The Tennessee Governor has signed into law a bill that would adopt SLIMPACT-Lite, however if the compact is not effective by early next year the bill allows the state to enter into another tax sharing agreement.
Tennessee is among the latest of states to pass Nonadmitted and Reinsurance Reform Act related implementation legislation. During the session NAPSLO provided draft legislation and offered comments on legislation.
The NRRA mandates that beginning July 21, 2011 the insured's home state will be the only state with jurisdiction over surplus lines transactions and the only state that can require a tax be paid by the broker. As a result states are working to bring their laws into compliance.

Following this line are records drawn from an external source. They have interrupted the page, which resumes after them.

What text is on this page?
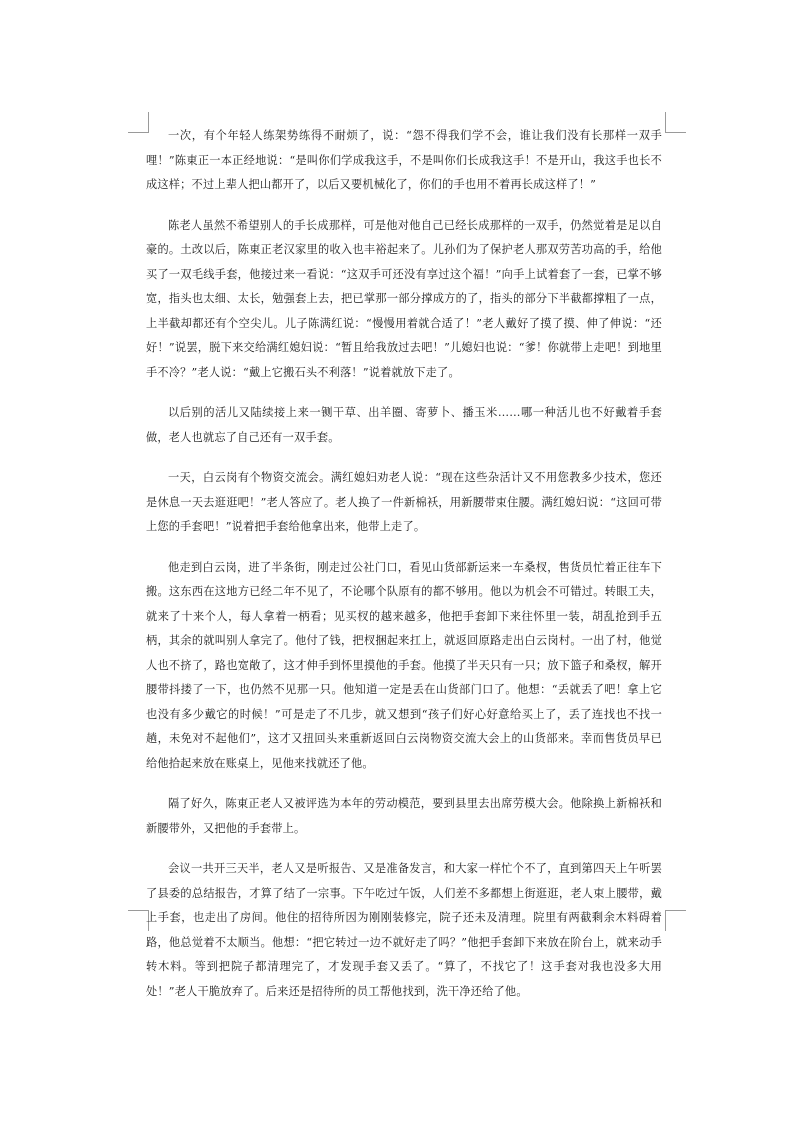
一次，有个年轻人练架势练得不耐烦了，说：“怨不得我们学不会，谁让我们没有长那样一双手哩！”陈東正一本正经地说：“是叫你们学成我这手，不是叫你们长成我这手！不是开山，我这手也长不成这样；不过上辈人把山都开了，以后又要机械化了，你们的手也用不着再长成这样了！”

陈老人虽然不希望别人的手长成那样，可是他对他自己已经长成那样的一双手，仍然觉着是足以自豪的。土改以后，陈東正老汉家里的收入也丰裕起来了。儿孙们为了保护老人那双劳苦功高的手，给他买了一双毛线手套，他接过来一看说：“这双手可还没有享过这个福！”向手上试着套了一套，已掌不够宽，指头也太细、太长，勉强套上去，把已掌那一部分撑成方的了，指头的部分下半截都撑粗了一点，上半截却都还有个空尖儿。儿子陈满红说：“慢慢用着就合适了！”老人戴好了摸了摸、伸了伸说：“还好！”说罢，脱下来交给满红媳妇说：“暂且给我放过去吧！”儿媳妇也说：“爹！你就带上走吧！到地里手不冷？”老人说：“戴上它搬石头不利落！”说着就放下走了。

以后别的活儿又陆续接上来一铡干草、出羊圈、寄萝卜、播玉米……哪一种活儿也不好戴着手套做，老人也就忘了自己还有一双手套。

一天，白云岗有个物资交流会。满红媳妇劝老人说：“现在这些杂活计又不用您教多少技术，您还是休息一天去逛逛吧！”老人答应了。老人换了一件新棉袄，用新腰带束住腰。满红媳妇说：“这回可带上您的手套吧！”说着把手套给他拿出来，他带上走了。

他走到白云岗，进了半条街，刚走过公社门口，看见山货部新运来一车桑杈，售货员忙着正往车下搬。这东西在这地方已经二年不见了，不论哪个队原有的都不够用。他以为机会不可错过。转眼工夫，就来了十来个人，每人拿着一柄看；见买杈的越来越多，他把手套卸下来往怀里一装，胡乱抢到手五柄，其余的就叫别人拿完了。他付了钱，把杈捆起来扛上，就返回原路走出白云岗村。一出了村，他觉人也不挤了，路也宽敞了，这才伸手到怀里摸他的手套。他摸了半天只有一只；放下篮子和桑杈，解开腰带抖搂了一下，也仍然不见那一只。他知道一定是丢在山货部门口了。他想：“丢就丢了吧！拿上它也没有多少戴它的时候！”可是走了不几步，就又想到“孩子们好心好意给买上了，丢了连找也不找一趟，未免对不起他们”，这才又扭回头来重新返回白云岗物资交流大会上的山货部来。幸而售货员早已给他拾起来放在账桌上，见他来找就还了他。

隔了好久，陈東正老人又被评选为本年的劳动模范，要到县里去出席劳模大会。他除换上新棉袄和新腰带外，又把他的手套带上。

会议一共开三天半，老人又是听报告、又是准备发言，和大家一样忙个不了，直到第四天上午听罢了县委的总结报告，才算了结了一宗事。下午吃过午饭，人们差不多都想上街逛逛，老人束上腰带，戴上手套，也走出了房间。他住的招待所因为刚刚装修完，院子还未及清理。院里有两截剩余木料碍着路，他总觉着不太顺当。他想：“把它转过一边不就好走了吗？”他把手套卸下来放在阶台上，就来动手转木料。等到把院子都清理完了，才发现手套又丢了。“算了，不找它了！这手套对我也没多大用处！”老人干脆放弃了。后来还是招待所的员工帮他找到，洗干净还给了他。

Tennessee's bill would adopt SLIMPACT-lite, however, if SLIMPACT does not become effective by February 28, 2012, Tennessee would be authorized to enter into a cooperative agreement, compact or reciprocal agreement with another state(s) for the purpose of the collection of insurance premium taxes.
Under the bill surplus lines brokers would be required to file annual reports of surplus lines transactions. The bill would require a tax on the total gross premiums charged at a rate of 5%, which would be an increase from the current tax rate (from 3.25% on fire insurance, 4.0% on workers' comp and 2.5% for other lines) when Tennessee is the home state of the insured.
Tennessee would retain any premium tax allocated to a state that has failed to enter SLIMPACT with Tennessee. The bill provides that Tennessee's surplus lines law would apply only to surplus lines transactions where Tennessee is the insured's home state.
The bill would incorporate the exempt commercial purchaser (ECP) exemption and the bill repeals existing insurer eligibility provisions and incorporates the NRRA mandates regarding nationwide uniform insurer eligibility standards. However, the law as amended apparently would purport to continue to allow the Commissioner to make an insurer ineligible based on the insurer's claims practices.